Several issues including a host of non trade ones such as labour, intellectual property rights and environment could become a stumbling block in the ongoing negotiations for the proposed free trade agreement (FTA) between India and the UK. Sources said that the deal may take longer to finalise if these issues are not resolved. “Until now there has been little progress on these,” one of them said. Though various reports have suggested that the two countries are aiming to freeze the pact by March next year, sources said that the deal should not be a hurried affair even as they missed the Diwali deadline.
While the Commerce Ministry is keen on inking the FTAs not just with the UK but also with the European Union, the Gulf Cooperation Countries (GCC) among others, the agreements will pass through only if they provide a win-win scenario for both signatories, they added.
Earlier, Prime Minister Narendra Modi and his British counterpart Rishi Sunak spoke on the issue and called for finalising the trade agreement.
“There are several issues which need to be ironed out for the agreement. India must not rush into signing the deal. There cannot be any compromise and New Delhi must look at resolving each issue appropriately before finalising the deal,” Ashwani Mahajan, national co-convenor of Swadeshi Jagran Manch told India Narrative. Mahajan added that amid rapidly shifting geopolitical contours, India must weigh all pros and cons before it enters into any such agreement.
The UK’s Department for International Trade in its study said that an FTA with India needs to work for the UK. “We have been clear that any trade agreement with India must work for UK consumers, producers, and businesses. We remain committed to upholding our high environmental, labour, food safety and animal welfare standards in our trade agreement with India,” it said.

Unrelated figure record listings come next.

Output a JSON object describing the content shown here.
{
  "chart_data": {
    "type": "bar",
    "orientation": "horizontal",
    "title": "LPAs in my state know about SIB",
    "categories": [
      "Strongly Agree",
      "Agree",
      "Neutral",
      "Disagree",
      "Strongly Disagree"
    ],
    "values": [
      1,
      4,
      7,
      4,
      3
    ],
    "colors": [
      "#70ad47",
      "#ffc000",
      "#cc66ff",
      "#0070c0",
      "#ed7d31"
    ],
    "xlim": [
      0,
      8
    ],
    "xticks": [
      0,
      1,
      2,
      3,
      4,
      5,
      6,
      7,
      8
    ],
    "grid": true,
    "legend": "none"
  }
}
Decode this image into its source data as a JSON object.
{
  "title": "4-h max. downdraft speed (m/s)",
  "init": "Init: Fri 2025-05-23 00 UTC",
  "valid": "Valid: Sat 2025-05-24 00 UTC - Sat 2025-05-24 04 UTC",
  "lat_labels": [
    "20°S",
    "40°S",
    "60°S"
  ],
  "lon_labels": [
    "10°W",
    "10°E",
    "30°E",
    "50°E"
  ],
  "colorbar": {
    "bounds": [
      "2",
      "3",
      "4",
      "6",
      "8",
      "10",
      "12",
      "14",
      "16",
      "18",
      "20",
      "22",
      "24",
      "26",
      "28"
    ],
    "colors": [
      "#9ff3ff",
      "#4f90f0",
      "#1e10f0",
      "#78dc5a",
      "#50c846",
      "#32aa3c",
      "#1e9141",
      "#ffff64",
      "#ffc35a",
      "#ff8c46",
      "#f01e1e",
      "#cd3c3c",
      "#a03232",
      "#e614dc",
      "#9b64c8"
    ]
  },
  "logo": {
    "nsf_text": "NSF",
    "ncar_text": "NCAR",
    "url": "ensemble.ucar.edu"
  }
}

The UK will be keen to ink trade pacts after it walked out of the EU. “It’s not India’s problem. It’s a UK problem. Basically, India is in the driving seat. India is going to be the UK’s solution. UK is not going to be India’s solution,” Meghnad Desai, who is Emeritus Professor of Economics at the London School of Economics and Political Science, told Business Today earlier.
India has also resumed FTA negotiations with the EU.
Meanwhile India, which exited the China-dominated Regional Comprehensive Economic Partnership (RCEP), saying that the agreement would be detrimental to the Indian manufacturing sector as it would have to face stiff competition with a surge in imported goods.
While in the past, India entered into several free trade agreements, including one with the ASEAN (Association of Southeast Asian Nations) block, the deals have not been successful from India’s point of view with increased imports.